I've been writing stories to my kids, one email at a time. Last month I caught myself sneaking a physics lesson into one: most things in life are set to decay. It's like ice. It takes energy to keep something frozen. It takes energy to keep something hot. Room temperature is what happens when you stop paying attention.


(It's July in Texas. An ice cube on my driveway doesn't melt so much as vanish. I live inside this metaphor.)


I learned the business version at Dell. Margins shrank every single year, so standing still wasn't neutral, it was a slow leak. "Stable" was something you had to actively fund.


I've seen the same physics everywhere since:


1. A brand. Stop showing up and it doesn't hold position. It fades quietly, and the fade compounds.


2. A customer relationship. No touch, no new value, and the renewal you assumed becomes a competitive eval.


3. A skill. I once studied marketing from 400 books. Half of what I learned has melted. The habit of learning is the freezer, not the library.

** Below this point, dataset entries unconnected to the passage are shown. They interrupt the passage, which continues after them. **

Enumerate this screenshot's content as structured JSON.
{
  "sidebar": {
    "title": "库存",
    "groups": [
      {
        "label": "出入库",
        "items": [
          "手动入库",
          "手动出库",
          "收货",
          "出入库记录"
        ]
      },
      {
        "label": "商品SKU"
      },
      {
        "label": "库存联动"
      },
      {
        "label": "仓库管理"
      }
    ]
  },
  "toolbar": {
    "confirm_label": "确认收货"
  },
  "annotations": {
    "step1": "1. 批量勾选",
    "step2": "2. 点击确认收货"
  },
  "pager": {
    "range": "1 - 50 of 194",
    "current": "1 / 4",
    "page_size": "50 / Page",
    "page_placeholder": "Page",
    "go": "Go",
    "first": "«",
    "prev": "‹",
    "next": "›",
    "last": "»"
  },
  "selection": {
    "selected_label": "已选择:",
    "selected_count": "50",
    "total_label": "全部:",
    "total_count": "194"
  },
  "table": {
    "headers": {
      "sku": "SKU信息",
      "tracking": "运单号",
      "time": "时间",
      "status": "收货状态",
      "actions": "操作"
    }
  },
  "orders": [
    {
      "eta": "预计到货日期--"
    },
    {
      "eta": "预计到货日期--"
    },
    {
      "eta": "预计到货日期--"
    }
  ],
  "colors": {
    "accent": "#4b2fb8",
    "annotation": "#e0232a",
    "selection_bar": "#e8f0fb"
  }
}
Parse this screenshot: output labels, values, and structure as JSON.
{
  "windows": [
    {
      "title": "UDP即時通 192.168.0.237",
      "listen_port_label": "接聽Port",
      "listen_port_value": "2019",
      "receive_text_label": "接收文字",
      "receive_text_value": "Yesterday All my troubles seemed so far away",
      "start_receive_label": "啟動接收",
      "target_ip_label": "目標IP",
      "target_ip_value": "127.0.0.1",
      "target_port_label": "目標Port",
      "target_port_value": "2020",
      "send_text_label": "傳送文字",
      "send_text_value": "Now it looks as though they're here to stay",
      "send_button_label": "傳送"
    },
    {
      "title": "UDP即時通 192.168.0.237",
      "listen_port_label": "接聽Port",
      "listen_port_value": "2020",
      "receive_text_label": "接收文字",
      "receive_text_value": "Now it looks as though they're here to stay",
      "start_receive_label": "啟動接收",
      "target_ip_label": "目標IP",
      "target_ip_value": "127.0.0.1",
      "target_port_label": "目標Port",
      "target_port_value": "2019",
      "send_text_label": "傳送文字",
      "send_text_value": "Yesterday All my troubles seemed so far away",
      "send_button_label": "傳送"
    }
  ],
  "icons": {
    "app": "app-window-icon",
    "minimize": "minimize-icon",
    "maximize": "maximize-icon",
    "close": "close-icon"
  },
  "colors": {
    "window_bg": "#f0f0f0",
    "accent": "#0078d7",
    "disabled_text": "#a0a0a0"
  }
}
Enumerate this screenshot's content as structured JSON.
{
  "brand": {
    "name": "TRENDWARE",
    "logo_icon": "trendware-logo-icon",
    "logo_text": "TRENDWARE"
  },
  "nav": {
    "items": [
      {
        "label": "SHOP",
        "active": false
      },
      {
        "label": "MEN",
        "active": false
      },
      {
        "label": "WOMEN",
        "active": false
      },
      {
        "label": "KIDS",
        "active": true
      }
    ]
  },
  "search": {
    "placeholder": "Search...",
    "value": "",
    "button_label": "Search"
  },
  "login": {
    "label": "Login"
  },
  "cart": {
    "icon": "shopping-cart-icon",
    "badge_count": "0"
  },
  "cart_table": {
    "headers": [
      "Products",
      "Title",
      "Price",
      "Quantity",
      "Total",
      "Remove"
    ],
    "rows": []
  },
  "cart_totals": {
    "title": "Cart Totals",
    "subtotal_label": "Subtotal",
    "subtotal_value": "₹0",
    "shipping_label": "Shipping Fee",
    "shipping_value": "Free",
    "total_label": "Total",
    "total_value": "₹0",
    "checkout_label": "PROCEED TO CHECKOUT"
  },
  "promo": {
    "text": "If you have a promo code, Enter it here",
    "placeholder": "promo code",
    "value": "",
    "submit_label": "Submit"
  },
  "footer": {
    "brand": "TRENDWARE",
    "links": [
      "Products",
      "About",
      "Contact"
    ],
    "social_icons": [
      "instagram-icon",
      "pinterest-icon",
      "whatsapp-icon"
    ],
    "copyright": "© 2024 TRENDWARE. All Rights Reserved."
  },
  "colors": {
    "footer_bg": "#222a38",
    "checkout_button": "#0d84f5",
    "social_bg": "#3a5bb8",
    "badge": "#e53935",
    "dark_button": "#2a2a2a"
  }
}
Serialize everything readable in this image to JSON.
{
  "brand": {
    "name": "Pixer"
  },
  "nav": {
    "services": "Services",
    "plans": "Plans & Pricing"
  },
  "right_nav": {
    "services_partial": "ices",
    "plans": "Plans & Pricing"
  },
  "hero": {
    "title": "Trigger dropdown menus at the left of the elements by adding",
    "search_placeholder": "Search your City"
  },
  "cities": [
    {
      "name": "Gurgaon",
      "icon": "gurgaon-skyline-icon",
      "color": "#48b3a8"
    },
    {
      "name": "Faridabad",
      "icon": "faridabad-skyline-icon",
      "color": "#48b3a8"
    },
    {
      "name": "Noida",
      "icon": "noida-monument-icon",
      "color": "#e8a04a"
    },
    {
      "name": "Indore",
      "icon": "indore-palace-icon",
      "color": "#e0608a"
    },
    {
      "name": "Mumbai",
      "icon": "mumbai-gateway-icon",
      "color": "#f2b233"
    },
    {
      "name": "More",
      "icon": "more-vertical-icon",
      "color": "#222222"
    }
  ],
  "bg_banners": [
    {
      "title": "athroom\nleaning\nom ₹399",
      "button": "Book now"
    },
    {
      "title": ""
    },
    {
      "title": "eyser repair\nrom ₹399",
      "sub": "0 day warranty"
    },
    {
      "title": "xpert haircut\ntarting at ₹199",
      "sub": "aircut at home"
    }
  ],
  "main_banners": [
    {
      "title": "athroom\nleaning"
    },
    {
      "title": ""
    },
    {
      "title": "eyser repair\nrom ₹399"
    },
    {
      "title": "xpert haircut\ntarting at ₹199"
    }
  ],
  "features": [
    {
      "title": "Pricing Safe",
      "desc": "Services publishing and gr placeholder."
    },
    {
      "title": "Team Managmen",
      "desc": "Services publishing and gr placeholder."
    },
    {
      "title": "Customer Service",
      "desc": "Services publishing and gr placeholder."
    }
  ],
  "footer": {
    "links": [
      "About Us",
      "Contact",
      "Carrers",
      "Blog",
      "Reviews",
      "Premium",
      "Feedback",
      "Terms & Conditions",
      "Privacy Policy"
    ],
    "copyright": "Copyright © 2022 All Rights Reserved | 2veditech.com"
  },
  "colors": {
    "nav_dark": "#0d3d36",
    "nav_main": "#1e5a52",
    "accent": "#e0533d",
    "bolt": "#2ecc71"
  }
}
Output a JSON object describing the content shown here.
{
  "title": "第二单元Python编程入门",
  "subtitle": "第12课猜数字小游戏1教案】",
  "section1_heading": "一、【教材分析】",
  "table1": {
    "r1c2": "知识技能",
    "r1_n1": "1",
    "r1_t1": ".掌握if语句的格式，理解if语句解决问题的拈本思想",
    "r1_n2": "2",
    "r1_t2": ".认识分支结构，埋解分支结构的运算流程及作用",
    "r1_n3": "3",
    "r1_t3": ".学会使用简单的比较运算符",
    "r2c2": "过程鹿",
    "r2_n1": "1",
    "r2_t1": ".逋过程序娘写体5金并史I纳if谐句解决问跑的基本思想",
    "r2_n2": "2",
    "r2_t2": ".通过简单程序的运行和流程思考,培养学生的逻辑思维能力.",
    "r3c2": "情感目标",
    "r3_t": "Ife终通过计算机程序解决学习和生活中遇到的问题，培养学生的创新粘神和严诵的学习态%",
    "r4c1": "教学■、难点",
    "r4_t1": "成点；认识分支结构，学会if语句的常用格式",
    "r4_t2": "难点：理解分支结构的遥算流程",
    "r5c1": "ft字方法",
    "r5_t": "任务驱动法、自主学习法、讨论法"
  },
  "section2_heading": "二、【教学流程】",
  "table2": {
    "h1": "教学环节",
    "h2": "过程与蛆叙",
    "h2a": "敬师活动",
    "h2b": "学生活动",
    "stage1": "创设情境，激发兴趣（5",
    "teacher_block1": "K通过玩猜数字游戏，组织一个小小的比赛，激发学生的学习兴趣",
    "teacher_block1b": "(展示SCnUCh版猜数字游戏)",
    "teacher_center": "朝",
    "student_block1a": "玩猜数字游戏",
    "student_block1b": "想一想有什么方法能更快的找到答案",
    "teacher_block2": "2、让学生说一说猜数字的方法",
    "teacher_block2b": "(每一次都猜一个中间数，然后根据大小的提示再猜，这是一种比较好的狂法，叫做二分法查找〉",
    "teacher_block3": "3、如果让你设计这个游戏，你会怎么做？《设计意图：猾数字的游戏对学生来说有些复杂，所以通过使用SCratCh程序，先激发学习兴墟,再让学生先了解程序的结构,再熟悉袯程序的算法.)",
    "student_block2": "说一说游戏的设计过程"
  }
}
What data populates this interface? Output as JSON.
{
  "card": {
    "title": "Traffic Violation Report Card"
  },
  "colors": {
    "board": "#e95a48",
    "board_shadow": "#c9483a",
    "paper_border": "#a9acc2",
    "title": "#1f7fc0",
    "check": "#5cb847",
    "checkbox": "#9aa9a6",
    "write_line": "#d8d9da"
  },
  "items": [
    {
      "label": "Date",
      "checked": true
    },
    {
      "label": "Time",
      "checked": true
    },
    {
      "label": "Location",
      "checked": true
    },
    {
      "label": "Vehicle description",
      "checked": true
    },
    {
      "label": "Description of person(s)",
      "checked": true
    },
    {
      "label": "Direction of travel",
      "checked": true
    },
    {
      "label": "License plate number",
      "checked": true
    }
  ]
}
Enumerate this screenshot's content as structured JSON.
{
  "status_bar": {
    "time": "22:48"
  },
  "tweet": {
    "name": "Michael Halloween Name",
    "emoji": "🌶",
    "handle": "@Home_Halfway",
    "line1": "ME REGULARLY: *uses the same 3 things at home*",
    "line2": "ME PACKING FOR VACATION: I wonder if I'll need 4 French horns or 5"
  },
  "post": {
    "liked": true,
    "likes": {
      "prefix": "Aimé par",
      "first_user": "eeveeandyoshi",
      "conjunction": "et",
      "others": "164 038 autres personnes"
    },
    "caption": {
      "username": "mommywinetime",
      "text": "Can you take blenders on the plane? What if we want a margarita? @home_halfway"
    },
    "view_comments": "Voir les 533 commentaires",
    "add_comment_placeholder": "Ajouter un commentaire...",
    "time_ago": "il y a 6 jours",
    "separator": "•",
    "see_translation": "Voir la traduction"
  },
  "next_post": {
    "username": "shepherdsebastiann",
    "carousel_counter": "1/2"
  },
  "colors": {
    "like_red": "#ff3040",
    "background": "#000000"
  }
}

4. A culture. Even keel isn't even keel. Unattended, it drifts, and you find out at the exit interview.


The mistake I kept making was budgeting energy for growth while assuming stable was free. I've come to believe there's no such thing as flat. There's only growth, or melting.


One caution I wrote to my kids too: rest isn't decay. Peace isn't decay. Those are restorative. The trap is mistaking unattended for at rest.


Maybe this is obvious to everyone else. It took writing a letter to my kids for me to finally say it out loud.


What in your business looks stable right now only because nobody's checked the tray lately?